[C++11] std::regex를 이용해 정규식으로 특정 문자열을 추출해보자!

Modern C++이라고 보통 부르는 C++11 스펙에 정규식이 추가되었다. 따라서 이전까지는 std::string::find를 이용해 복잡한 조건과 플로우를 조합해야 검색할 수 있던 것들을 정규식으로 간단하게 찾아낼 수 있게 되었다.

하지만 C++에서 정규식을 곧바로 이용하기에는 많은 어려움이 있다. 일단 생긴지도 몇 년 되지 않았고 각종 컴파일러에서 이것을 제대로 지원하게 된 지도 얼마 되지 않아 다양한 상황에 대한 참고자료가 인터넷에 충분히 올라와 있지 않기 때문이다. 따라서 여기서 정규식을 다루는 김에 몇 가지 C++에 국한된 참고사항을 먼저 이야기하겠다.

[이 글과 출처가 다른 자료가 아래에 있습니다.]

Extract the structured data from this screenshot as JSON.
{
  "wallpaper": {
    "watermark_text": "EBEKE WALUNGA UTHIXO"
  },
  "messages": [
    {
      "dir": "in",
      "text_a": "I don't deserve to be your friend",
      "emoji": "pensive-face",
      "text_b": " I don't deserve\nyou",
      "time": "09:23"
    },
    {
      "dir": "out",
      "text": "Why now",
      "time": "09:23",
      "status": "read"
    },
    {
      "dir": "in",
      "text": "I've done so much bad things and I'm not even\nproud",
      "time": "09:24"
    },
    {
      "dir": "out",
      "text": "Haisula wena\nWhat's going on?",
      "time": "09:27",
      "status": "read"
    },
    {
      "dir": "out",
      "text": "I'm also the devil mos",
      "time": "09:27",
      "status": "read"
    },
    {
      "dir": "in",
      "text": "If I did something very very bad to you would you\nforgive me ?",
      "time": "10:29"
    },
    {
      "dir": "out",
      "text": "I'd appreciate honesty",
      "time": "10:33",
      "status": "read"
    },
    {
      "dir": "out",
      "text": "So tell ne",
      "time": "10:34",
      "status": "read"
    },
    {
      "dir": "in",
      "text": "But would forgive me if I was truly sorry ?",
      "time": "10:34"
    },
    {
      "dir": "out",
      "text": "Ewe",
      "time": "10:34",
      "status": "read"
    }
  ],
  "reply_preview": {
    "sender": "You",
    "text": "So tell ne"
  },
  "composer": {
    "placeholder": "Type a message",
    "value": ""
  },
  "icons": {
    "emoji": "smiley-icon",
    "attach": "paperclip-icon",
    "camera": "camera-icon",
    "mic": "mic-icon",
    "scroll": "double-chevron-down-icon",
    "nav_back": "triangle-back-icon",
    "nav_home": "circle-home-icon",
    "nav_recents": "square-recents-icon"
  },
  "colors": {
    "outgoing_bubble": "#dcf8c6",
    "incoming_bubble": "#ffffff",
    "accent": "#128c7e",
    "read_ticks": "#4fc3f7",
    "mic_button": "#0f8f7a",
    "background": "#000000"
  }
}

이전에 C#에서 정규식을 쓸 땐 정규식 검사용 웹사이트로 [Rubular]를 이용했었는데 C++11의 정규식은 ECMAScript 스펙을 따라가고 있어서 먹히지 않는 부분이 있었다. 그래서 해당 스펙을 따르는 검사 페이지인 [regex101]를 이용하게 되었다.

참고로 regex101에선 정규식을 만족하는 모든 문자열을 찾고싶으면 정규식 입력 칸 오른쪽에 있는 칸(회색으로 gmi라 적혀있음)에 “g”를 적어놔야 한다.

정규식 검사 사이트에서 기껏 얻어낸 정규식을 바로 C++ 코드에 적용하려면 C++ 문자열 자체의 이스케이프를 또 적용해야 해서 짜증이 날 수 있다. 하지만 C++11부터 지원하는 [사용자 정의 원시 문자열 리터럴]을 이용하면 정규식을 그대로 적용할 수 있다. 아래 코드를 보자.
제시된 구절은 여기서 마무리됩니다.